Finally, because the output of a multi-stage search is based on the root stage’s match and outcome sections, we are outputting four fields. Notice we are not performing any additional aggregations at this point, we just want to see the fields from the two named stages with the cross join, which is exactly what we get here.

Notice that the fourth column has the same value in every row, that’s the grand total of values in the population, but now we have that value available to each row to perform additional calculations which is what we are going to do next to arrive at the frequency analysis.
stage login_user_action {
metadata.event_type = "USER_LOGIN"
target.user.userid != ""
target.user.userid != /\$$/
$user = target.user.userid
$action = security_result[0].action
match:
$user, $action
outcome:
$login_count = count(metadata.id)
}
stage login_user_total {
metadata.event_type = "USER_LOGIN"
target.user.userid != ""
target.user.userid != /\$$/
outcome:
$total_count = count(metadata.id)
limit:
1
}
cross join $login_user_action, $login_user_total
$user = $login_user_action.user
$action = $login_user_action.action
$login_count = $login_user_action.login_count
$total_login_count = $login_user_total.total_count
match:
$user, $action, $login_count
outcome:
$frequency_percent = max(math.round(($login_count / $total_login_count) * 100, 2))
order:
$frequency_percent desc
The four fields in the outcome section of the previous search will become the filtering statement in the root stage.

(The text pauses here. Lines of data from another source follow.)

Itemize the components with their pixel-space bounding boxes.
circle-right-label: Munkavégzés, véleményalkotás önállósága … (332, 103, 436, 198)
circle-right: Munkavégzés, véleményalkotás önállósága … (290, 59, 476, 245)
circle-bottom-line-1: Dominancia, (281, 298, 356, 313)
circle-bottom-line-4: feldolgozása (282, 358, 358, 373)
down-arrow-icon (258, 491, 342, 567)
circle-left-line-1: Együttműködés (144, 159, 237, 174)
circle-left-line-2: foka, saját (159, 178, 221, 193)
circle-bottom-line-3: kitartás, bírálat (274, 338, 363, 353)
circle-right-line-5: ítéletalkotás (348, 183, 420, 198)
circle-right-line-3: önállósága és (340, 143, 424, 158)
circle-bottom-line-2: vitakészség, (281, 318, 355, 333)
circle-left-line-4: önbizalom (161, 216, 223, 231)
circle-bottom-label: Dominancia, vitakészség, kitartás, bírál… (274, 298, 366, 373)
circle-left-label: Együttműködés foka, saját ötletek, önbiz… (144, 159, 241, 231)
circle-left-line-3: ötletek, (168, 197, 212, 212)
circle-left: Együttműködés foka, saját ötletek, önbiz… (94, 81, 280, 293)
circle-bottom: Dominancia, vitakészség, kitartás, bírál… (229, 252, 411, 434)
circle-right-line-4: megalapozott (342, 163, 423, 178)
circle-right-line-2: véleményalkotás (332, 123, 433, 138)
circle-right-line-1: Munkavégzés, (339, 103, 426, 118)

Remember that the match section needs to use placeholder variables in a multi-stage search, so defining them here allows us to use them in the root.
The match section will allow us to aggregate by the user, action and the login count because I want those values in the results. The one field that I need to calculate is the frequency and to calculate it, I need the login count and the grand total (total_login_count). In the outcome section, we are creating an outcome variable named $frequency_percent and using the max and math.round functions to calculate a percent value for this result. Finally, we are going to sort the output by this percentage in descending order.

The results provide us with insight that the system user with an action of allow resulted in nearly ten percent of the user login events for the time range searched.
Perhaps we want to take this type of frequency analysis and output it to a dashboard. We could add a condition section before the order section to the previous search.
condition:
$frequency_percent > 4
Clicking on the Visualize sub-tab, we can generate a chart that contains the userids that exceeded the threshold and add it to a dashboard.

I realize there are a lot of moving parts when it comes to multi-stage searches, but the cross join provides an additional capability that you can use to get a value for a population and utilize it in your search.
Here are a few things to keep in mind:
- The cross join command expects the names of the stages separated by a comma
- One of these stages must only have a single row output or you will get an error
- It is always a best practice to build each named stage as its own query first to visualize the output which makes it simpler to bring the stages together
- The filtering logic in both named stages should be the same otherwise the comparison between the details in the first named stage will not align with the population calculations in the second named stage
- The output of the multi-stage search will be the variables in the match and outcome sections of the root stage, so plan accordingly
The cross join is another nice tool to have in your search building toolkit. Try it out and see how you can generate values that then can be used for more advanced searches in Google SecOps!